R&B is on a respirator. Once a celebrated genre that has given the music industry some of its most praised acts (see Luther, Whitney, Aretha, Marvin), the musical styling has unquestionably lost its identity to hip hop and now Electro-Pop.
The question at hand: is R&B on its last breath or is revival in its future? In a three part series, That Grape Juice will analyze three sectors of the fallen genre: ladies (songstresses), males (crooners), and groups (both male and female) to determine if resurrection is in its future or if it will find permanent rest in the history books
Ladies first, gentlemen next. So, last, but certainly not least, groups.

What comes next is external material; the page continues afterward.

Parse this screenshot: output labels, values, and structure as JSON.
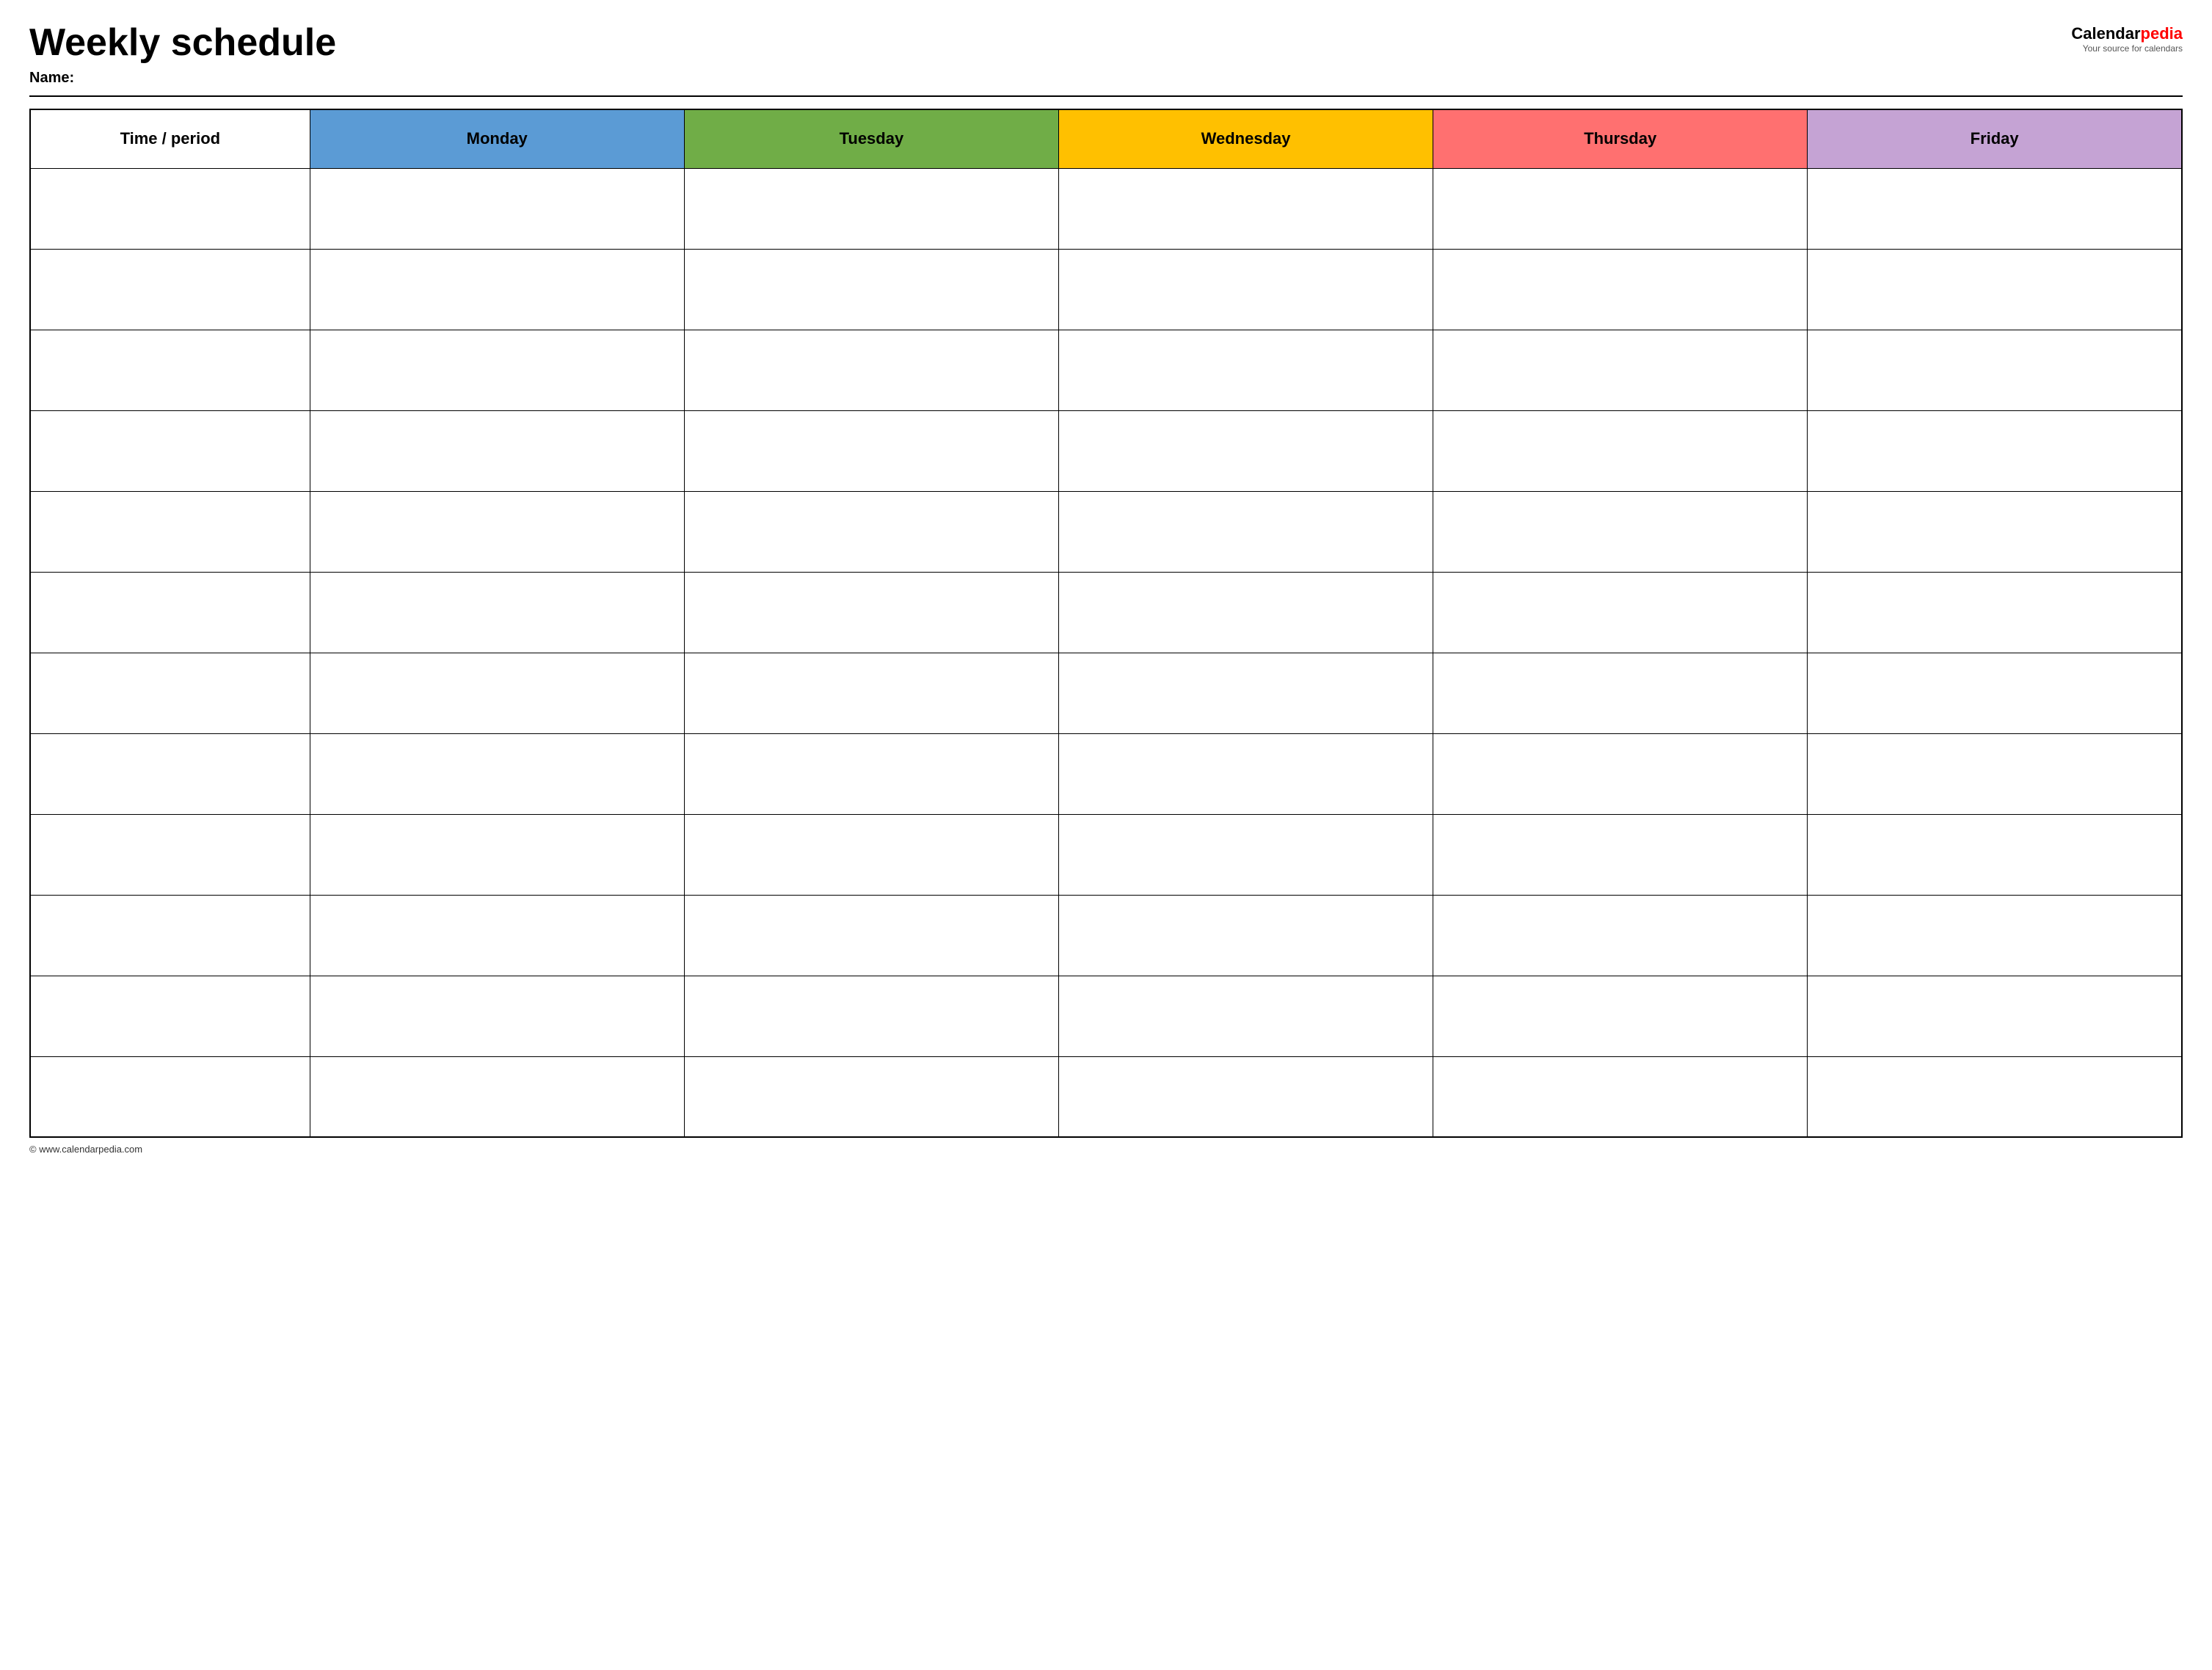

Recently browsing a Billboard chart, I was tempted to do an R&B roll call. Single ladies? (spare, but here). Fellas? (few but still there). Groups? (*insert cricket sound*). Let’s face it, the R&B group is extinct. Gone are the glory days of Motown where The Temptations and Smokey Robinson & The Miracles dominated airwaves and The Supremes reigned supremely on radio and charts alike. The Motown movement paved a precedent by which the 70s (Isley Brothers, O’Jays, too many to mention) and 80s (Levert, Debarge, Guy, New Edition) eased on down the road to chart success. Assisting R&B’s lead solo acts in solidifying the African American presence on Billboard, they effortlessly constructed the soundtrack to this generation (and its parents’) ‘old school’.

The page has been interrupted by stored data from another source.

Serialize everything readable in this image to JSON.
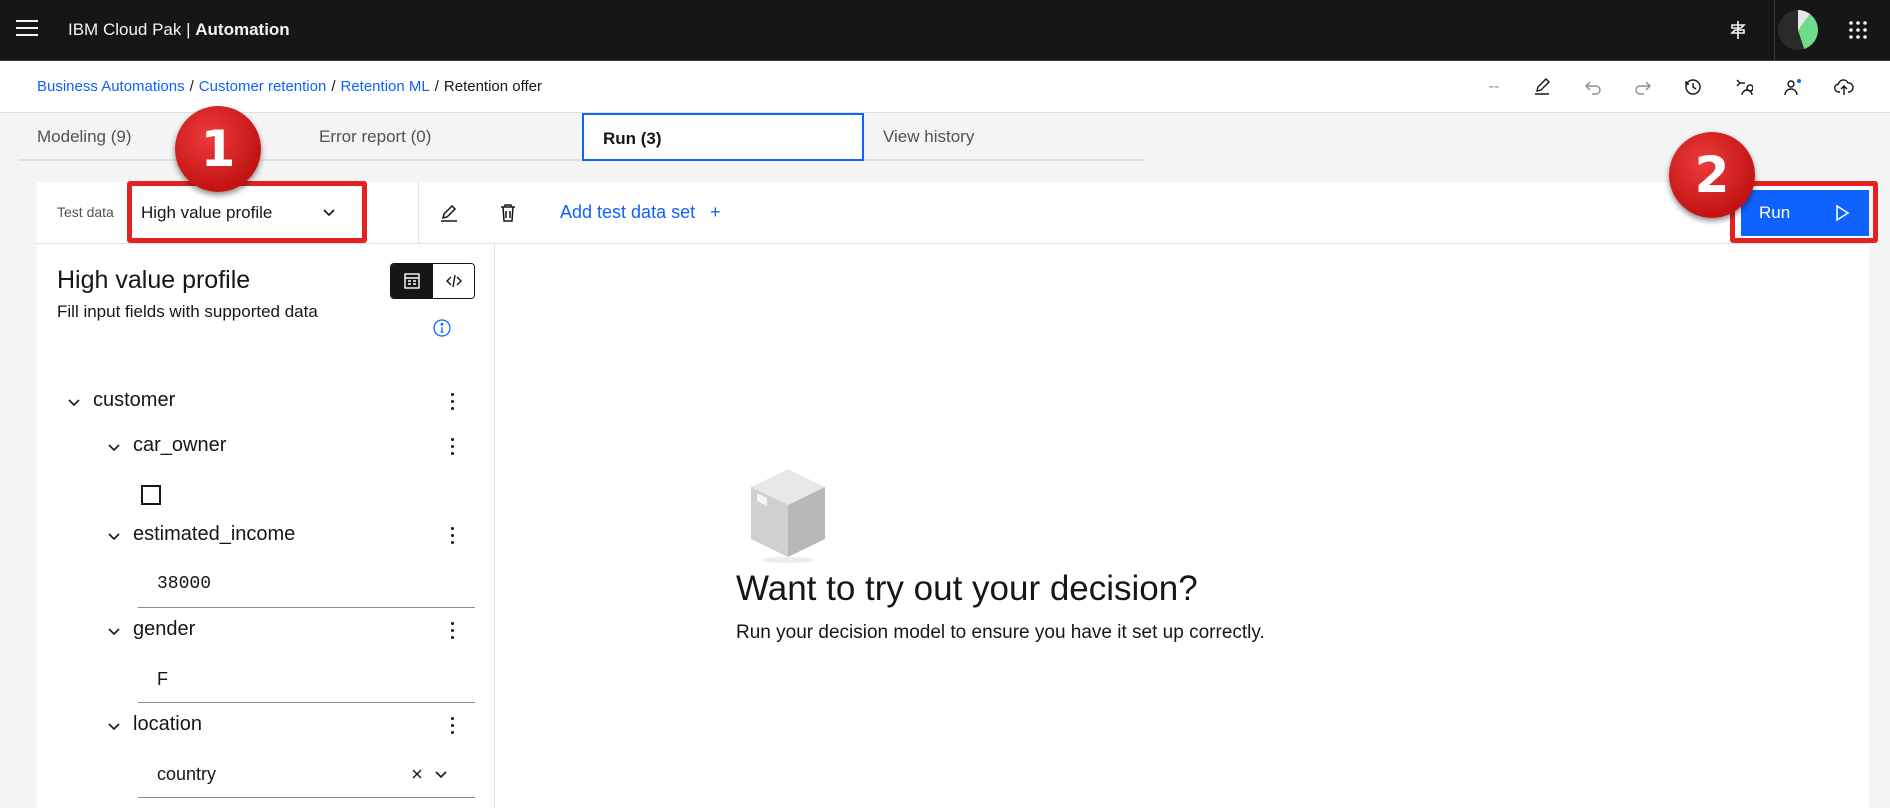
{
  "header": {
    "brand_prefix": "IBM Cloud Pak | ",
    "brand_bold": "Automation"
  },
  "toolbar": {
    "breadcrumb": [
      "Business Automations",
      "Customer retention",
      "Retention ML"
    ],
    "breadcrumb_current": "Retention offer",
    "separator": "/",
    "dashes": "--"
  },
  "tabs": [
    {
      "label": "Modeling (9)"
    },
    {
      "label": "Error report (0)"
    },
    {
      "label": "Run (3)"
    },
    {
      "label": "View history"
    }
  ],
  "testbar": {
    "label": "Test data",
    "selected": "High value profile",
    "add_label": "Add test data set",
    "add_plus": "+",
    "run_label": "Run"
  },
  "panel": {
    "title": "High value profile",
    "subtitle": "Fill input fields with supported data",
    "tree": {
      "root": "customer",
      "car_owner": "car_owner",
      "estimated_income": "estimated_income",
      "estimated_income_value": "38000",
      "gender": "gender",
      "gender_value": "F",
      "location": "location",
      "location_value": "country"
    }
  },
  "empty_state": {
    "title": "Want to try out your decision?",
    "subtitle": "Run your decision model to ensure you have it set up correctly."
  },
  "callouts": {
    "one": "1",
    "two": "2"
  },
  "colors": {
    "header_bg": "#161616",
    "accent": "#0f62fe",
    "callout": "#e52222"
  }
}
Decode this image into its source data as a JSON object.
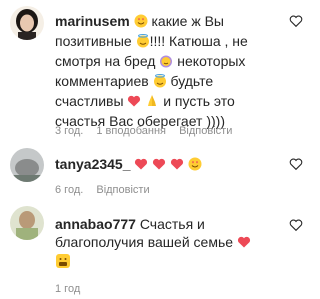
{
  "comments": [
    {
      "username": "marinusem",
      "lines": [
        "какие ж Вы",
        "позитивные",
        "!!!! Катюша , не",
        "смотря на бред",
        "некоторых",
        "комментариев",
        "будьте",
        "счастливы",
        "и пусть это",
        "счастья Вас оберегает ))))"
      ],
      "time": "3 год.",
      "likes": "1 вподобання",
      "reply": "Відповісти"
    },
    {
      "username": "tanya2345_",
      "lines": [],
      "time": "6 год.",
      "reply": "Відповісти"
    },
    {
      "username": "annabao777",
      "lines": [
        "Счастья и",
        "благополучия вашей семье"
      ],
      "time": "1 год"
    }
  ],
  "colors": {
    "meta": "#8e8e8e",
    "heart": "#ed4956",
    "emoji_yellow": "#ffcc33"
  },
  "icons": [
    "heart-outline-icon",
    "smiling-heart-eyes-emoji",
    "red-heart-emoji",
    "praying-hands-emoji",
    "smiling-face-halo-emoji",
    "hugging-face-emoji"
  ]
}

But, while the groups of yesteryear provided launching pads for some of R&B’s brightest stars (The Supremes – Diana Ross, Levert – Gerald Levert, Labelle – Patti Labelle, Jackson 5 – Michael Jackson), the 90s saw a new brand of R&B group. While Boyz II Men and En Vogue led the pack and were arguably the greatest grandchildren of their R&B forefathers (in terms of comparability), many other 90s groups unveiled an unparalleled blend of sass, attitude, and sex appeal. TLC, SWV, and Jodeci, later followed by Dru Hill, 112, and Jagged Edge are just a few of the groups from that era who helped redefine R&B while fusing with other popular genres of the era. And with the late 90s and early 2000s being dominated by Destiny’s Child, R&B groups were still proving that they were truly ‘survivors’.
Oh, how the times change. With Destiny’s Child’s subsequent disbanding, rebanding, then re-disbanding, no other R&B groups have risen to such pop prominence since. The mid-2000s saw B2K and later Danity Kane be sole representatives of the genre on the Pop charts. That, however, was surely short-lived.

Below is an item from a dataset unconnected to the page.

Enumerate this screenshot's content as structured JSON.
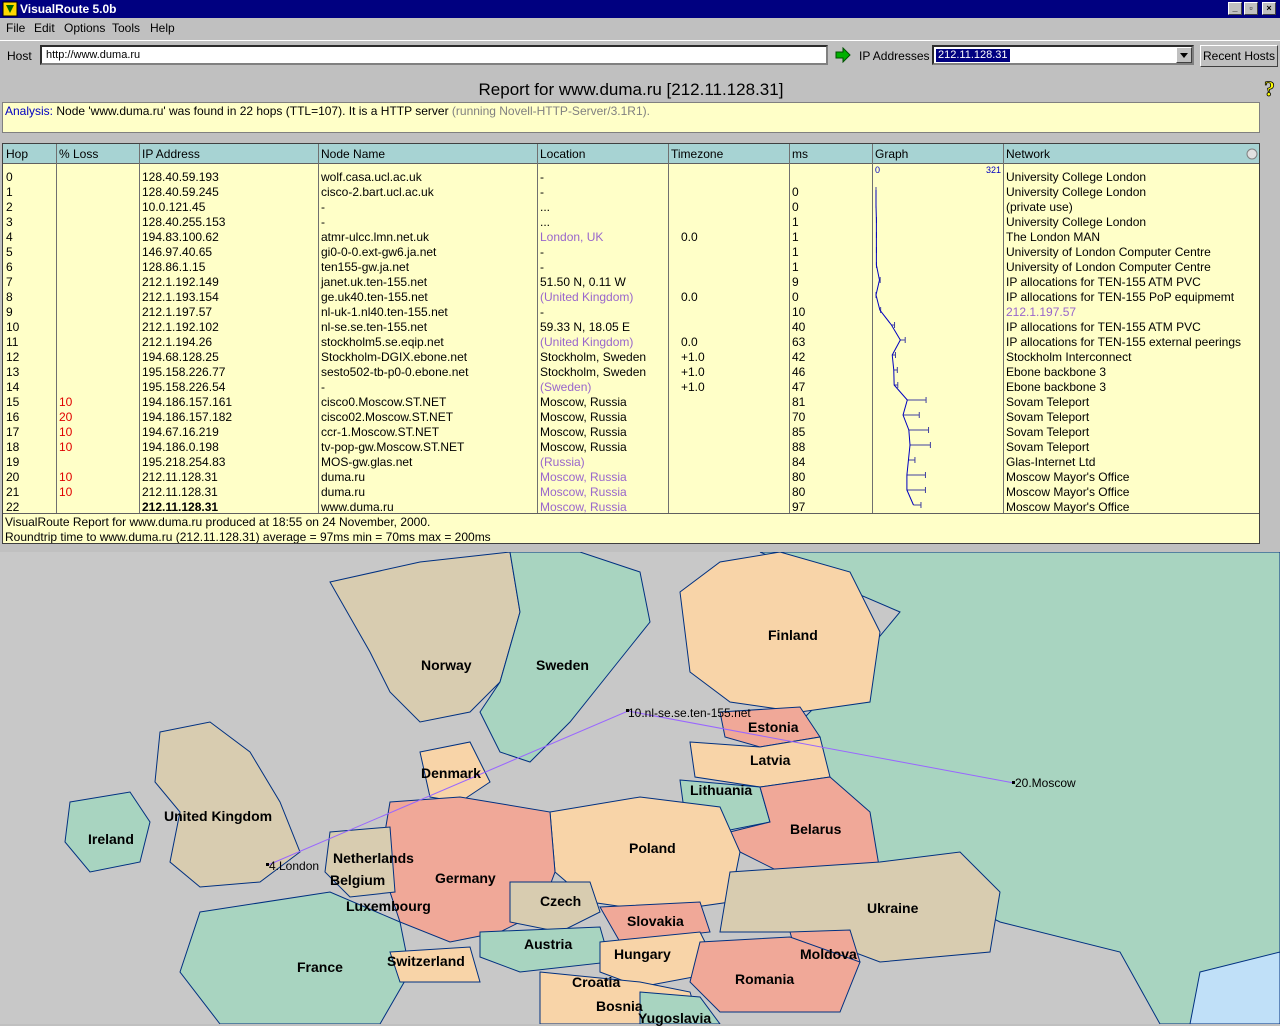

Where, oh where, did the groups go?
We’ve seen many-a-90s group reband (SWV, Jodeci, TLC, Dru Hill), while some never left. But even collectively, their presence on Pop charts is nondescript. And with no noteworthy new class in waiting to take the reins:
That Grape Juice wants to know:
Is there room for a new class of R&B groups on the charts?
or
Will this sector of the genre become permanently absent?